Mudança na lei e novas detenções afastam adversários de Vladimir Putin

Aprovada lei que afasta candidaturas políticas de dirigentes e apoiantes de organizações "extremistas", quando um tribunal analisa se o movimento de Navalny se enquadra nessa designação. Dezenas de milhares de cidadãos visados.

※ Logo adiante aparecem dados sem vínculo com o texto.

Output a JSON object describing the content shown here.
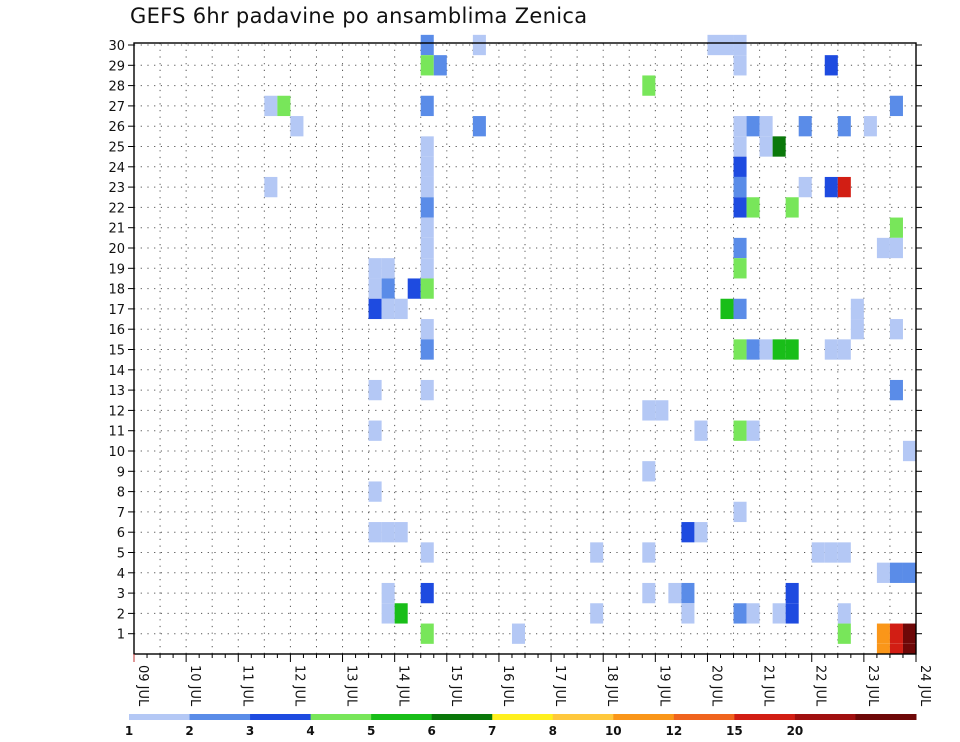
{
  "chart_data": {
    "type": "heatmap",
    "title": "GEFS 6hr padavine po ansamblima Zenica",
    "x_tick_labels": [
      "09 JUL",
      "10 JUL",
      "11 JUL",
      "12 JUL",
      "13 JUL",
      "14 JUL",
      "15 JUL",
      "16 JUL",
      "17 JUL",
      "18 JUL",
      "19 JUL",
      "20 JUL",
      "21 JUL",
      "22 JUL",
      "23 JUL",
      "24 JUL"
    ],
    "y_tick_labels": [
      1,
      2,
      3,
      4,
      5,
      6,
      7,
      8,
      9,
      10,
      11,
      12,
      13,
      14,
      15,
      16,
      17,
      18,
      19,
      20,
      21,
      22,
      23,
      24,
      25,
      26,
      27,
      28,
      29,
      30
    ],
    "xlim_days": [
      9,
      24
    ],
    "ylim": [
      0,
      30
    ],
    "grid": true,
    "color_scale": {
      "levels": [
        "1",
        "2",
        "3",
        "4",
        "5",
        "6",
        "7",
        "8",
        "10",
        "12",
        "15",
        "20"
      ],
      "colors": [
        "#b4c8f5",
        "#5a8ce8",
        "#1e4be0",
        "#78e65a",
        "#19be19",
        "#0a780a",
        "#fff01e",
        "#ffc83c",
        "#fa9619",
        "#f0641e",
        "#d21e14",
        "#a00f0f",
        "#6e0808"
      ]
    },
    "cells": [
      {
        "day": 14.75,
        "member": 30,
        "c": 1
      },
      {
        "day": 15.75,
        "member": 30,
        "c": 0
      },
      {
        "day": 20.25,
        "member": 30,
        "c": 0
      },
      {
        "day": 20.5,
        "member": 30,
        "c": 0
      },
      {
        "day": 20.75,
        "member": 30,
        "c": 0
      },
      {
        "day": 14.75,
        "member": 29,
        "c": 3
      },
      {
        "day": 15.0,
        "member": 29,
        "c": 1
      },
      {
        "day": 20.75,
        "member": 29,
        "c": 0
      },
      {
        "day": 22.5,
        "member": 29,
        "c": 2
      },
      {
        "day": 19.0,
        "member": 28,
        "c": 3
      },
      {
        "day": 11.75,
        "member": 27,
        "c": 0
      },
      {
        "day": 12.0,
        "member": 27,
        "c": 3
      },
      {
        "day": 14.75,
        "member": 27,
        "c": 1
      },
      {
        "day": 23.75,
        "member": 27,
        "c": 1
      },
      {
        "day": 12.25,
        "member": 26,
        "c": 0
      },
      {
        "day": 15.75,
        "member": 26,
        "c": 1
      },
      {
        "day": 20.75,
        "member": 26,
        "c": 0
      },
      {
        "day": 21.0,
        "member": 26,
        "c": 1
      },
      {
        "day": 21.25,
        "member": 26,
        "c": 0
      },
      {
        "day": 22.0,
        "member": 26,
        "c": 1
      },
      {
        "day": 22.75,
        "member": 26,
        "c": 1
      },
      {
        "day": 23.25,
        "member": 26,
        "c": 0
      },
      {
        "day": 14.75,
        "member": 25,
        "c": 0
      },
      {
        "day": 20.75,
        "member": 25,
        "c": 0
      },
      {
        "day": 21.25,
        "member": 25,
        "c": 0
      },
      {
        "day": 21.5,
        "member": 25,
        "c": 5
      },
      {
        "day": 14.75,
        "member": 24,
        "c": 0
      },
      {
        "day": 20.75,
        "member": 24,
        "c": 2
      },
      {
        "day": 11.75,
        "member": 23,
        "c": 0
      },
      {
        "day": 14.75,
        "member": 23,
        "c": 0
      },
      {
        "day": 20.75,
        "member": 23,
        "c": 1
      },
      {
        "day": 22.0,
        "member": 23,
        "c": 0
      },
      {
        "day": 22.5,
        "member": 23,
        "c": 2
      },
      {
        "day": 22.75,
        "member": 23,
        "c": 10
      },
      {
        "day": 14.75,
        "member": 22,
        "c": 1
      },
      {
        "day": 20.75,
        "member": 22,
        "c": 2
      },
      {
        "day": 21.0,
        "member": 22,
        "c": 3
      },
      {
        "day": 21.75,
        "member": 22,
        "c": 3
      },
      {
        "day": 14.75,
        "member": 21,
        "c": 0
      },
      {
        "day": 23.75,
        "member": 21,
        "c": 3
      },
      {
        "day": 14.75,
        "member": 20,
        "c": 0
      },
      {
        "day": 20.75,
        "member": 20,
        "c": 1
      },
      {
        "day": 23.5,
        "member": 20,
        "c": 0
      },
      {
        "day": 23.75,
        "member": 20,
        "c": 0
      },
      {
        "day": 14.75,
        "member": 19,
        "c": 0
      },
      {
        "day": 13.75,
        "member": 19,
        "c": 0
      },
      {
        "day": 14.0,
        "member": 19,
        "c": 0
      },
      {
        "day": 20.75,
        "member": 19,
        "c": 3
      },
      {
        "day": 13.75,
        "member": 18,
        "c": 0
      },
      {
        "day": 14.0,
        "member": 18,
        "c": 1
      },
      {
        "day": 14.5,
        "member": 18,
        "c": 2
      },
      {
        "day": 14.75,
        "member": 18,
        "c": 3
      },
      {
        "day": 13.75,
        "member": 17,
        "c": 2
      },
      {
        "day": 14.0,
        "member": 17,
        "c": 0
      },
      {
        "day": 14.25,
        "member": 17,
        "c": 0
      },
      {
        "day": 20.5,
        "member": 17,
        "c": 4
      },
      {
        "day": 20.75,
        "member": 17,
        "c": 1
      },
      {
        "day": 23.0,
        "member": 17,
        "c": 0
      },
      {
        "day": 14.75,
        "member": 16,
        "c": 0
      },
      {
        "day": 23.0,
        "member": 16,
        "c": 0
      },
      {
        "day": 23.75,
        "member": 16,
        "c": 0
      },
      {
        "day": 14.75,
        "member": 15,
        "c": 1
      },
      {
        "day": 20.75,
        "member": 15,
        "c": 3
      },
      {
        "day": 21.0,
        "member": 15,
        "c": 1
      },
      {
        "day": 21.25,
        "member": 15,
        "c": 0
      },
      {
        "day": 21.5,
        "member": 15,
        "c": 4
      },
      {
        "day": 21.75,
        "member": 15,
        "c": 4
      },
      {
        "day": 22.5,
        "member": 15,
        "c": 0
      },
      {
        "day": 22.75,
        "member": 15,
        "c": 0
      },
      {
        "day": 13.75,
        "member": 13,
        "c": 0
      },
      {
        "day": 14.75,
        "member": 13,
        "c": 0
      },
      {
        "day": 23.75,
        "member": 13,
        "c": 1
      },
      {
        "day": 19.0,
        "member": 12,
        "c": 0
      },
      {
        "day": 19.25,
        "member": 12,
        "c": 0
      },
      {
        "day": 13.75,
        "member": 11,
        "c": 0
      },
      {
        "day": 20.0,
        "member": 11,
        "c": 0
      },
      {
        "day": 20.75,
        "member": 11,
        "c": 3
      },
      {
        "day": 21.0,
        "member": 11,
        "c": 0
      },
      {
        "day": 24.0,
        "member": 10,
        "c": 0
      },
      {
        "day": 19.0,
        "member": 9,
        "c": 0
      },
      {
        "day": 13.75,
        "member": 8,
        "c": 0
      },
      {
        "day": 20.75,
        "member": 7,
        "c": 0
      },
      {
        "day": 13.75,
        "member": 6,
        "c": 0
      },
      {
        "day": 14.0,
        "member": 6,
        "c": 0
      },
      {
        "day": 14.25,
        "member": 6,
        "c": 0
      },
      {
        "day": 19.75,
        "member": 6,
        "c": 2
      },
      {
        "day": 20.0,
        "member": 6,
        "c": 0
      },
      {
        "day": 14.75,
        "member": 5,
        "c": 0
      },
      {
        "day": 18.0,
        "member": 5,
        "c": 0
      },
      {
        "day": 19.0,
        "member": 5,
        "c": 0
      },
      {
        "day": 22.25,
        "member": 5,
        "c": 0
      },
      {
        "day": 22.5,
        "member": 5,
        "c": 0
      },
      {
        "day": 22.75,
        "member": 5,
        "c": 0
      },
      {
        "day": 23.5,
        "member": 4,
        "c": 0
      },
      {
        "day": 23.75,
        "member": 4,
        "c": 1
      },
      {
        "day": 24.0,
        "member": 4,
        "c": 1
      },
      {
        "day": 14.0,
        "member": 3,
        "c": 0
      },
      {
        "day": 14.75,
        "member": 3,
        "c": 2
      },
      {
        "day": 19.0,
        "member": 3,
        "c": 0
      },
      {
        "day": 19.5,
        "member": 3,
        "c": 0
      },
      {
        "day": 19.75,
        "member": 3,
        "c": 1
      },
      {
        "day": 21.75,
        "member": 3,
        "c": 2
      },
      {
        "day": 14.0,
        "member": 2,
        "c": 0
      },
      {
        "day": 14.25,
        "member": 2,
        "c": 4
      },
      {
        "day": 18.0,
        "member": 2,
        "c": 0
      },
      {
        "day": 19.75,
        "member": 2,
        "c": 0
      },
      {
        "day": 20.75,
        "member": 2,
        "c": 1
      },
      {
        "day": 21.0,
        "member": 2,
        "c": 0
      },
      {
        "day": 21.5,
        "member": 2,
        "c": 0
      },
      {
        "day": 21.75,
        "member": 2,
        "c": 2
      },
      {
        "day": 22.75,
        "member": 2,
        "c": 0
      },
      {
        "day": 14.75,
        "member": 1,
        "c": 3
      },
      {
        "day": 16.5,
        "member": 1,
        "c": 0
      },
      {
        "day": 22.75,
        "member": 1,
        "c": 3
      },
      {
        "day": 23.5,
        "member": 1,
        "c": 8
      },
      {
        "day": 23.75,
        "member": 1,
        "c": 10
      },
      {
        "day": 24.0,
        "member": 1,
        "c": 12
      }
    ]
  }
}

O porta-voz do presidente russo Dmitry Peskov disse ontem que as mais recentes detenções de dois opositores ao regime "nada têm a ver com política", no mesmo dia em que a câmara alta aprovou legislação que poderá impedir milhares de pessoas de concorrer a eleições, numa iniciativa que afasta ainda mais a Rússia dos padrões democráticos. "Nem um só país civilizado permite extremistas nos seus órgãos oficiais", disse o senador Andrei Klimov antes da votação no Conselho da Federação, que recolheu os votos favoráveis de 146 senadores e um contra. A iniciativa legislativa segue agora para o Kremlin, para promulgação do presidente.

O projeto de lei impede a candidatura às eleições parlamentares de líderes, membros e patrocinadores de grupos considerados "extremistas". Os líderes de tais grupos não poderão concorrer nas eleições parlamentares durante cinco anos, enquanto os militantes e os financiadores estarão proibidos de concorrer durante três anos. As eleições parlamentares estão marcadas para setembro.

Pivoravov, até há dias diretor da pró-democrática e agora dissolvida Open Russia, foi detido num avião. Gudkov, deputado da oposição, é acusado de ter uma dívida.

O projeto de lei, que recebera antes a aprovação da Duma, pode limitar em específico a atividade política de dirigentes e ativistas da Fundação Anticorrupção (FBK), o movimento político de Alexei Navalny, e também dezenas de milhares de russos que apoiaram o seu trabalho com donativos. A questão está no que se designa "extremista". Um tribunal russo está a avaliar a possibilidade de designar a rede política da Navalny como tal, e uma decisão pode ser tomada na próxima semana.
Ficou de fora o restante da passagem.